The process of minimizing the difference between observed and simulated data by adjusting the input model parameters is typically called history matching. Geological parameterization approaches allow high-dimensional geological models to be replaced by relatively low-dimensional parameters in history matching problem. It is important because of the incompetence of optimization algorithms in problems with numerous decision variables. The principal component analysis (PCA) method is commonly used for the representation of geological models in terms of a few parameters. Though, it can only preserve two-point statistics of a random field which is inadequate for regenerating the complicated structures. Kernel-based PCA (KPCA) has been developed to allow the conservation of higher-order statistics in random fields. The most important deficiency of these methods is the consideration of geological realizations in vector forms that causes parameterization methods can only survey the structure of realizations in one direction. As a major disadvantage for fields with anisotropic covariance, spatial correlations in different directions are not properly preserved. We employ two-dimensional principal component analysis (2DPCA) rather than PCA for surveying the structure of two-dimensional realizations in both directions. We consider the realizations as two-dimensional matrices and perform original KPCA in two directions. This method is applied for regenerating Gaussian and non-Gaussian geological random fields with smaller normal random fields and as a parameterization method in history matching. In the Gaussian case, the superiority of 2DPCA over PCA is demonstrated. For non-Gaussian case, both methods lack adequate precision. Hence, a kernel-based 2DPCA (K2DPCA) is developed that exhibits better performance in the regeneration of channelized geological structures compared with KPCA. It is demonstrated that K2DPCA allows preserving the higher-order statistics behind the complex channelized structures when used as a parameterization method for history matching problem in a channelized reservoir.

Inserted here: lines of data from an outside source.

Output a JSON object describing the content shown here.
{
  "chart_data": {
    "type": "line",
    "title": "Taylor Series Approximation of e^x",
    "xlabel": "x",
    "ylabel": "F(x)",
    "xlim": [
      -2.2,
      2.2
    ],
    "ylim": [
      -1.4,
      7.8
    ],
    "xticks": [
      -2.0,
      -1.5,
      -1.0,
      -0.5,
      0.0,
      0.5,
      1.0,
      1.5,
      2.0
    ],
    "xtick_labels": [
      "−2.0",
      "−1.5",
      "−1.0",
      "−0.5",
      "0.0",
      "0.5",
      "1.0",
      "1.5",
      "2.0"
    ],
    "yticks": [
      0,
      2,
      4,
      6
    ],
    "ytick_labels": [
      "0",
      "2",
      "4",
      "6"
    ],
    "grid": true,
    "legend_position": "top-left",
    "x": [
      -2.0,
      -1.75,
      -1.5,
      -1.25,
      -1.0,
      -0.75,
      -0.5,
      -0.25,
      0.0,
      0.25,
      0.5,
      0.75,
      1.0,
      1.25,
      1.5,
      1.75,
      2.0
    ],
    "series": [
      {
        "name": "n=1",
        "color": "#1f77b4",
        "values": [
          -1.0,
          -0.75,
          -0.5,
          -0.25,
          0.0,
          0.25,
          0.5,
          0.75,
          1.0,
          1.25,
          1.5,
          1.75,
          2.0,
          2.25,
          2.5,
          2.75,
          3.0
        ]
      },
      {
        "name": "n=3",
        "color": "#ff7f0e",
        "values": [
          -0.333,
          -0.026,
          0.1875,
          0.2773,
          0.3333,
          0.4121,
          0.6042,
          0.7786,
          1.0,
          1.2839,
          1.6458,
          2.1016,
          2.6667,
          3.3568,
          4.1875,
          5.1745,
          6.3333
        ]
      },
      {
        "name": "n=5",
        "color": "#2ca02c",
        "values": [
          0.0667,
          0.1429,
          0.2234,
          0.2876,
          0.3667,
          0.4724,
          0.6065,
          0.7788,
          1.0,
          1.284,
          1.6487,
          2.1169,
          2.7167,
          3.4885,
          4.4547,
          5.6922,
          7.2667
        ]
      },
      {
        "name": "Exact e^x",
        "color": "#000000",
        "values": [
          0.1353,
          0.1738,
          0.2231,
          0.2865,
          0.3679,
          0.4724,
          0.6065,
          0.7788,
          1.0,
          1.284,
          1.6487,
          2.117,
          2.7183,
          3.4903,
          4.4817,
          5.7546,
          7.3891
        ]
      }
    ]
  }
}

通过调整输入模型参数来最小化观察到的数据与模拟数据之间的差异的过程通常称为历史匹配。地质参数化方法允许在历史匹配问题中将高维地质模型替换为相对低维参数。由于具有众多决策变量的问题中优化算法的不足，这一点很重要。主成分分析（PCA）方法通常用于通过几个参数来表示地质模型。但是，它只能保留随机字段的两点统计信息，这不足以再生复杂的结构。已经开发了基于内核的PCA（KPCA），可以保留随机字段中的高阶统计信息。这些方法最重要的缺陷是考虑了矢量形式的地质实现，这导致参数化方法只能在一个方向上调查实现的结构。对于具有各向异性协方差的场的主要缺点，没有正确保存不同方向上的空间相关性。我们使用二维主成分分析（2DPCA）而不是PCA来研究两个方向上的二维实现的结构。我们将实现视为二维矩阵，并在两个方向上执行原始KPCA。该方法适用于以较小的法向随机场再生高斯和非高斯地质随机场，并作为历史匹配中的参数化方法。在高斯情况下，证明了2DPCA优于PCA。对于非高斯情况，两种方法都缺乏足够的精度。因此，与KPCA相比，开发了基于核的2DPCA（K2DPCA），在通道化地质结构的再生中表现出更好的性能。结果表明，K2DPCA用作通道化储层中历史匹配问题的参数化方法时，可以保留复杂通道化结构背后的高阶统计量。